Odpowiedź :
zeszłego lata wraz z moim przyjacielem Karolem pojechaliśmy przejechać się rowerami do pobliskiego lasu.
-co myślisz o pójściu po powrocie do mnie na basen?- zapytał Karol, kiedy mijaliśmy kolejne drzewa.
-hmm... myślę że to dobry pomysł, ale będę musiała wrócić do domu zjeść obiad- odpowiedziałam z entuzjazmem po chwili zastanowienia.
-okej. możemy też kogoś zaprosić.- odpowiedział. mimo, że nie za bardzo mi się podobał ten pomysł skinęłam głową przybierając na twarz uśmiech. Karol uradowany pozytywną odpowiedzią zaproponował żebyśmy zaczęli się ścigać, kto pierwszy dojedzie do starego pnia, przy którym zawsze robimy postój by się napić. zgodziłam się. uwielbiałam rywalizację szczególnie z moim przyjacielem, ponieważ prawie zawsze wygrywam, a w jeżdżeniu na rowerze nikt mnie nie pokona. po dwóch minutach szybkiej jazdy dotarłam do celu dzięki czemu wygrałam. po kilku sekundach mój przeciwnik w końcu dotarł podczas kiedy ja piłam wodę. widziałam na jego twarzy ogromne zmęczenie, zauważając że nie ma dziś przy sobie wody zaproponowałam mu swoją ruchem ręki. zabrał butelkę i zaczął pić. gdy mi ją oddał zauważyłam że jest pusta. popatrzyłam na niego, a on wzruszył ramionami. zaczęliśmy się śmiać.
- myśle, że powinniśmy już wracać. nie mogę się doczekać pływania! a tak w ogóle to kogo zapraszamy? myślałem nad Kasią i......-
- kasia koniecznie musi być!- przerwałam mu
- okej a myślałem też o Krystianie. wiem że go nie lubisz, ale kiedyś mu obiecałem że zaproszę go na basen, a. dzisiaj akurat jest świetlna pogoda,- mój humor się momentalnie zepsuł po usłyszeniu tych słów. nie lubię Krystiana ponieważ obraża mnie i zaczepia na przerwach miedzy lekcjami.- mam nadzieję, że się nie gniewasz.

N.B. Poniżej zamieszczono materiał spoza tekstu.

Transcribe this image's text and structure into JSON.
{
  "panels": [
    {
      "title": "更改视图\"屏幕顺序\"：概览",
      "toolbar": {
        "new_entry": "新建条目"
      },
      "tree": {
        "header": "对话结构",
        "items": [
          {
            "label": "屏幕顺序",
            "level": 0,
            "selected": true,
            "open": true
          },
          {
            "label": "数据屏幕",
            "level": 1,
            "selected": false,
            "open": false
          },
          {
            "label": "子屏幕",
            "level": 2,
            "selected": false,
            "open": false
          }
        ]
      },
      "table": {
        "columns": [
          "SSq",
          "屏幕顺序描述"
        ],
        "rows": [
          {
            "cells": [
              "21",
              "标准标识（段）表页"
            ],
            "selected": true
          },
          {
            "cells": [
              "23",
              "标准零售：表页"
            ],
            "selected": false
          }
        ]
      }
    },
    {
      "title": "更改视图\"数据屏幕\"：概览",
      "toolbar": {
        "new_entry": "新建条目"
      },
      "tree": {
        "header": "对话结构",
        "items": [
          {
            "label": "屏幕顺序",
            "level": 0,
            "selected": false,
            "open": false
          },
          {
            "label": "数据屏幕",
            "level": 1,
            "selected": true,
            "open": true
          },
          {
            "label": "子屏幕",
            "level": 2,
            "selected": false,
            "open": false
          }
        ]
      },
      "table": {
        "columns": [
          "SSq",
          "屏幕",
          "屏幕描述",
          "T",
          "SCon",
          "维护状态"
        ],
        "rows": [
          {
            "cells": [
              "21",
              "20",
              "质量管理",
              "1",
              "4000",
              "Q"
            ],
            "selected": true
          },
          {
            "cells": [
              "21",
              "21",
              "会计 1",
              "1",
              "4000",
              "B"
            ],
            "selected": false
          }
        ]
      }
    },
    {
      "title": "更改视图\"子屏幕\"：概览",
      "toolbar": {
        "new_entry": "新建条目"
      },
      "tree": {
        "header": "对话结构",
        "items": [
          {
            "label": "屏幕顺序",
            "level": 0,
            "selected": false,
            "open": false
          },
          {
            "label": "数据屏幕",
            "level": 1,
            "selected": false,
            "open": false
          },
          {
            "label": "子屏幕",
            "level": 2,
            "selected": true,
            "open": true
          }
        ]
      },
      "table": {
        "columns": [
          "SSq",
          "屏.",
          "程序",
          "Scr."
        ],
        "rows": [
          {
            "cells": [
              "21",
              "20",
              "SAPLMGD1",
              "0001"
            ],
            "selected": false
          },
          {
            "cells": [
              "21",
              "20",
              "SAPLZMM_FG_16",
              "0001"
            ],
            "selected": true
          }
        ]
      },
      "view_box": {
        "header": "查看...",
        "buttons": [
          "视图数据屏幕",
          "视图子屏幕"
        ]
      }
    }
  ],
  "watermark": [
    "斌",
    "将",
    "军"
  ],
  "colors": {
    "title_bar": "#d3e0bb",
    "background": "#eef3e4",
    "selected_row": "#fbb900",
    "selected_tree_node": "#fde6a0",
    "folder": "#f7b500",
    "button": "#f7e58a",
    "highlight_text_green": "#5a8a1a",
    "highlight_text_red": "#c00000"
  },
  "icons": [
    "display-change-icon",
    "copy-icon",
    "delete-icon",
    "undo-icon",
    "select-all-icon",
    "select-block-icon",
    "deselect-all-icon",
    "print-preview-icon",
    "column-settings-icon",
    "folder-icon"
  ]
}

- nie, nie gniewam się ale wkurza po prostu mnie jego zachowanie, a najbardziej jego zaczepki.- powiedziałam
- dobrze zaproszę go pod warunkiem, że nie będzie cię zaczepiał, zgoda?- zapytał, a aj przytaknęłam. po powrocie do domu zjadłam sobie kanapkę z szynką i przebrałam się w żółty strój z napisem "Queen", a na wierzch założyłam ubrania. spakowałam sobie do torebki ręcznik i okulary do pływania. powiadomiłam moją mamę że jadę do Karola na basen. zgodziła się i życzyła mi miłego dnia. gdy przyjechałam Kasia, Krystian i Karol byli już w ogromnym, niebieskim basenie. gdy mnie zauważyli krzyczeli żebym szybko przychodziła. weszłam do łazienki w domu mojego przyjaciela i ściągnęłam ubrania mając już na sobie strój. ubrania włożyłam do torebki, którą położyłam na ławce niedaleko basenu. jeszcze nie weszłam do basenu, a już byłam cala mokra, bo moi znajomi postanowili, że będą mnie chlapać. w zemście skoczyłam na bombę do wody, która ich ochlapała. po około dwóch godzinach zabawy w wodzie zmęczeni zdecydowaliśmy się wyjść. poszłam się pierwsza przebierać bo musiałam już wracać do domu. wieczorem przypominając sobie niektóre sytuacje uśmiech samowolnie wchodził na moje usta. wspólna zabawa z Krystianem nie była taka zła i okazało się że jest bardzo miły jak się go bliżej pozna. po kilku kolejnych spotkaniach Krystian stał się moim przyjacielem.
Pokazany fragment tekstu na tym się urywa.